Vobora’s great grandfather, grandfather and uncle were all Marines. Suddenly this former football player in search of an identity beyond the football field, found it. He soon developed the Adaptive Training Foundation. It started by attracting local former soldiers who had lost limbs in the wars, and now they come from all over to train with Vobora and his staff, to heal both physically and mentally.
“It very much is, if you build it they will come,” Vobora said. “I have never had to do any strategic marketing to find more people.”
Vobora welcomes 10 new “adaptive athletes” every nine weeks, the length of a program called “Redefine.” Vobora describes an adaptive athlete as “someone who is utilizing their body as an athlete, training or competing, but they are having to adapt, modify, change the way that they train to overcome for a physical impairment or a physical disability.”
One integral staff member is media director Blake Watson. He is also a client. Watson, 28, knelt down on an IED on Dec. 14, 2010. Watson, an amputee, is proof the process works for those who are naturally skeptical when they arrive.
“Each person is suspect about the program when they first come in, you can see that,” Watson said. “The great thing about it that makes it so much different than a regular gym is David and the trainers that are here. They’re not afraid of anyone’s injuries.
“You bond here through sweat and pain.”
Watson met Vobora through a fellow amputee former soldier. They met Vobora and decided to try his program. During a workout with Watson, Vobora was juggling giving instruction while also filming the session with GoPro camera to use on social media.
Watson told Vobora he would be happy to do video production if he needed the help. Vobora told him to put something together. Watson did, the video that greets visitors to the website. After seeing the video, Vobora hired him on the spot.
The war in Afghanistan had kicked in 2009 and 2010, and on Dec. 14, 2010, Watson was the point man during a foot patrol in the town of Sangin, a rural district in Afghanistan’s Helmand province. It was a drug and weapons hub for the Taliban, and one of the most dangerous places on Earth.
Watson’s 3rd Battalion, 5th Marines were the first Americans to step foot there. The British Royal Marines had been there the previous four years.
“Three-fourths of their guys were dead or wounded,” Watson said. “It was the wild west. Ninety percent of the population was Taliban or affiliated with them. There was just belts upon belts of IEDs laid throughout the city.”

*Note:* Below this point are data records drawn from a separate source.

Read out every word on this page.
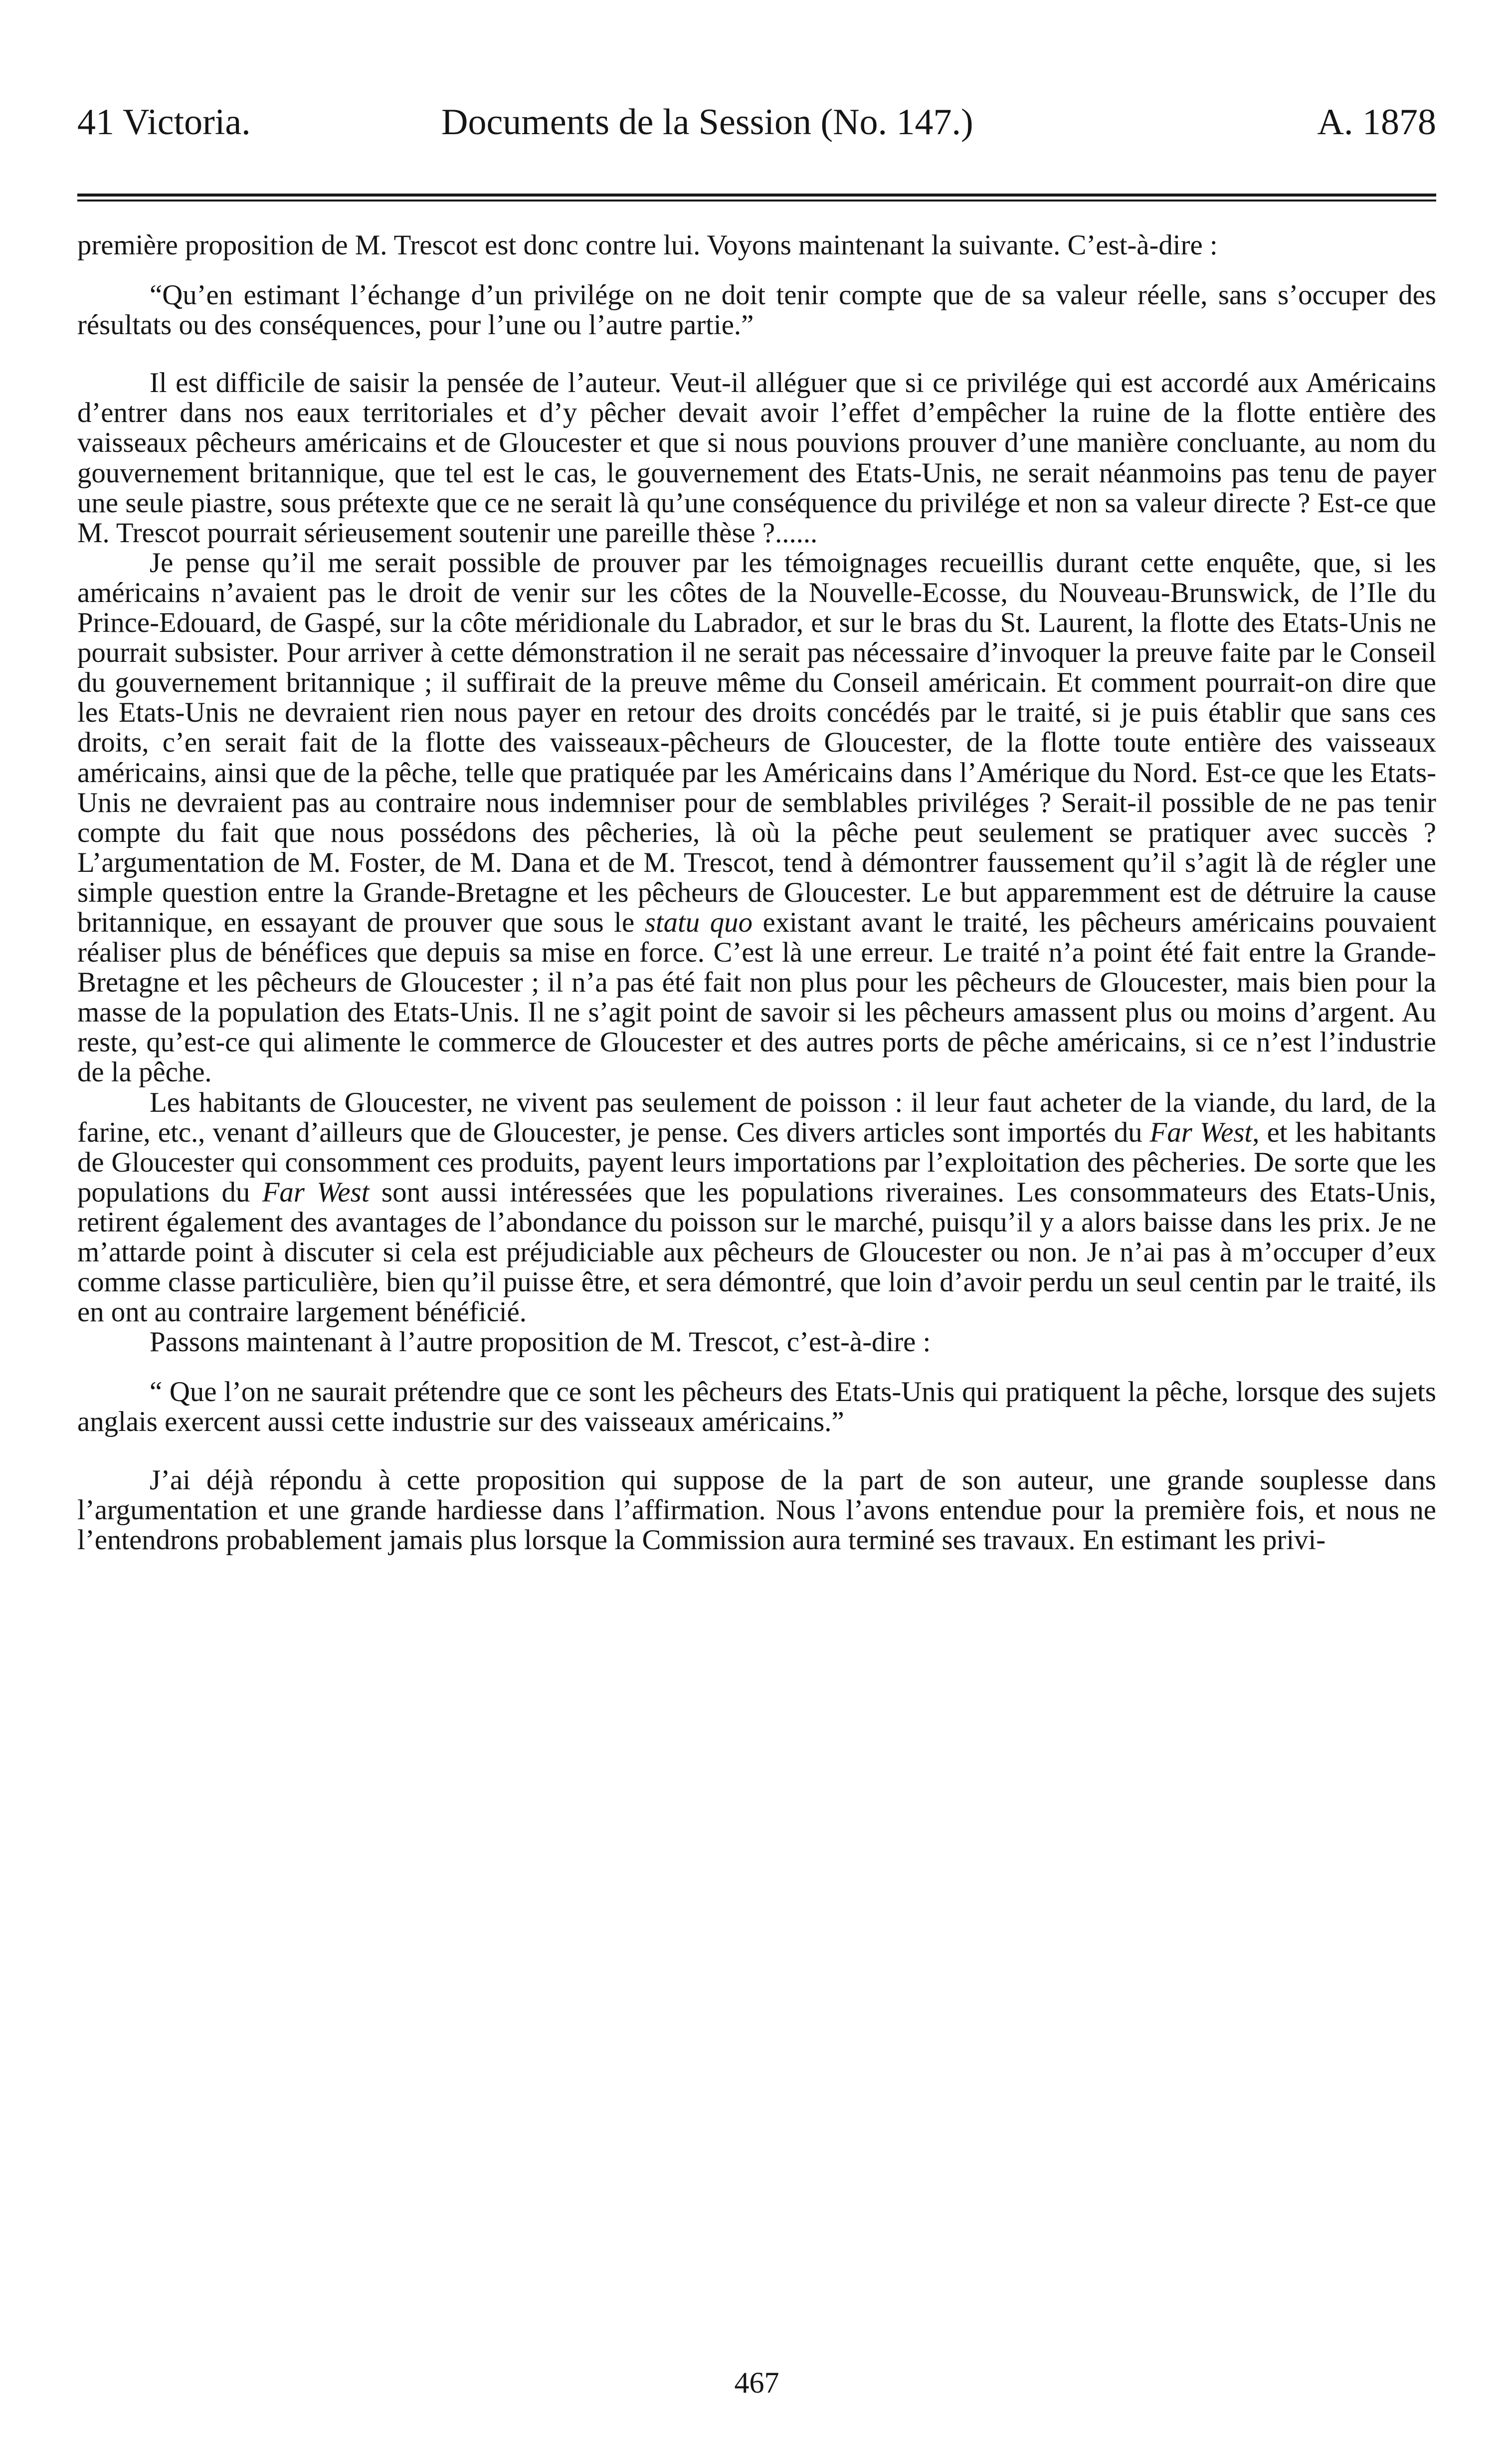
41 Victoria.	Documents de la Session (No. 147.)	A. 1878

première proposition de M. Trescot est donc contre lui. Voyons maintenant la suivante. C’est-à-dire :

“Qu’en estimant l’échange d’un privilége on ne doit tenir compte que de sa valeur réelle, sans s’occuper des résultats ou des conséquences, pour l’une ou l’autre partie.”

Il est difficile de saisir la pensée de l’auteur. Veut-il alléguer que si ce privilége qui est accordé aux Américains d’entrer dans nos eaux territoriales et d’y pêcher devait avoir l’effet d’empêcher la ruine de la flotte entière des vaisseaux pêcheurs américains et de Gloucester et que si nous pouvions prouver d’une manière concluante, au nom du gouvernement britannique, que tel est le cas, le gouvernement des Etats-Unis, ne serait néanmoins pas tenu de payer une seule piastre, sous prétexte que ce ne serait là qu’une conséquence du privilége et non sa valeur directe ? Est-ce que M. Trescot pourrait sérieusement soutenir une pareille thèse ?......

Je pense qu’il me serait possible de prouver par les témoignages recueillis durant cette enquête, que, si les américains n’avaient pas le droit de venir sur les côtes de la Nouvelle-Ecosse, du Nouveau-Brunswick, de l’Ile du Prince-Edouard, de Gaspé, sur la côte méridionale du Labrador, et sur le bras du St. Laurent, la flotte des Etats-Unis ne pourrait subsister. Pour arriver à cette démonstration il ne serait pas nécessaire d’invoquer la preuve faite par le Conseil du gouvernement britannique ; il suffirait de la preuve même du Conseil américain. Et comment pourrait-on dire que les Etats-Unis ne devraient rien nous payer en retour des droits concédés par le traité, si je puis établir que sans ces droits, c’en serait fait de la flotte des vaisseaux-pêcheurs de Gloucester, de la flotte toute entière des vaisseaux américains, ainsi que de la pêche, telle que pratiquée par les Américains dans l’Amérique du Nord. Est-ce que les Etats-Unis ne devraient pas au contraire nous indemniser pour de semblables priviléges ? Serait-il possible de ne pas tenir compte du fait que nous possédons des pêcheries, là où la pêche peut seulement se pratiquer avec succès ? L’argumentation de M. Foster, de M. Dana et de M. Trescot, tend à démontrer faussement qu’il s’agit là de régler une simple question entre la Grande-Bretagne et les pêcheurs de Gloucester. Le but apparemment est de détruire la cause britannique, en essayant de prouver que sous le statu quo existant avant le traité, les pêcheurs américains pouvaient réaliser plus de bénéfices que depuis sa mise en force. C’est là une erreur. Le traité n’a point été fait entre la Grande-Bretagne et les pêcheurs de Gloucester ; il n’a pas été fait non plus pour les pêcheurs de Gloucester, mais bien pour la masse de la population des Etats-Unis. Il ne s’agit point de savoir si les pêcheurs amassent plus ou moins d’argent. Au reste, qu’est-ce qui alimente le commerce de Gloucester et des autres ports de pêche américains, si ce n’est l’industrie de la pêche.

Les habitants de Gloucester, ne vivent pas seulement de poisson : il leur faut acheter de la viande, du lard, de la farine, etc., venant d’ailleurs que de Gloucester, je pense. Ces divers articles sont importés du Far West, et les habitants de Gloucester qui consomment ces produits, payent leurs importations par l’exploitation des pêcheries. De sorte que les populations du Far West sont aussi intéressées que les populations riveraines. Les consommateurs des Etats-Unis, retirent également des avantages de l’abondance du poisson sur le marché, puisqu’il y a alors baisse dans les prix. Je ne m’attarde point à discuter si cela est préjudiciable aux pêcheurs de Gloucester ou non. Je n’ai pas à m’occuper d’eux comme classe particulière, bien qu’il puisse être, et sera démontré, que loin d’avoir perdu un seul centin par le traité, ils en ont au contraire largement bénéficié.

Passons maintenant à l’autre proposition de M. Trescot, c’est-à-dire :

“ Que l’on ne saurait prétendre que ce sont les pêcheurs des Etats-Unis qui pratiquent la pêche, lorsque des sujets anglais exercent aussi cette industrie sur des vaisseaux américains.”

J’ai déjà répondu à cette proposition qui suppose de la part de son auteur, une grande souplesse dans l’argumentation et une grande hardiesse dans l’affirmation. Nous l’avons entendue pour la première fois, et nous ne l’entendrons probablement jamais plus lorsque la Commission aura terminé ses travaux. En estimant les privi-

467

On that day, Watson, standing in front of a locked gate his unit planned to blast open, kneeled down.
“My knee came down on top of a pressure-plate IED,” Watson said. “The IED explodes, takes my left leg above the knee, and blows the whole entire inside of my right leg wide open pretty good, and just completely blew my left elbow apart. It was kind of flopping around like a noodle.”
These are the people and their life-changing injuries Vobora works with every day. When the former soldiers arrive, they are all strangers. Most are still coming to grips with their altered realities, many of them are scared.
“Just because you can’t do something the way you did it before doesn’t mean you can’t do it,” Watson said. “You just have to find a new way.”
For Vobora, a former football player once celebrated as Mr. Irrelevant, the relevancy of his work does not escape him.
“For me, I feel like I finally know my ‘why,’ Vobora said. “That’s a powerful place to be.
“I do feel that I’ve recognized this void and my gifts match the needs in front of me and I’m loving the fact that I can make an impact.”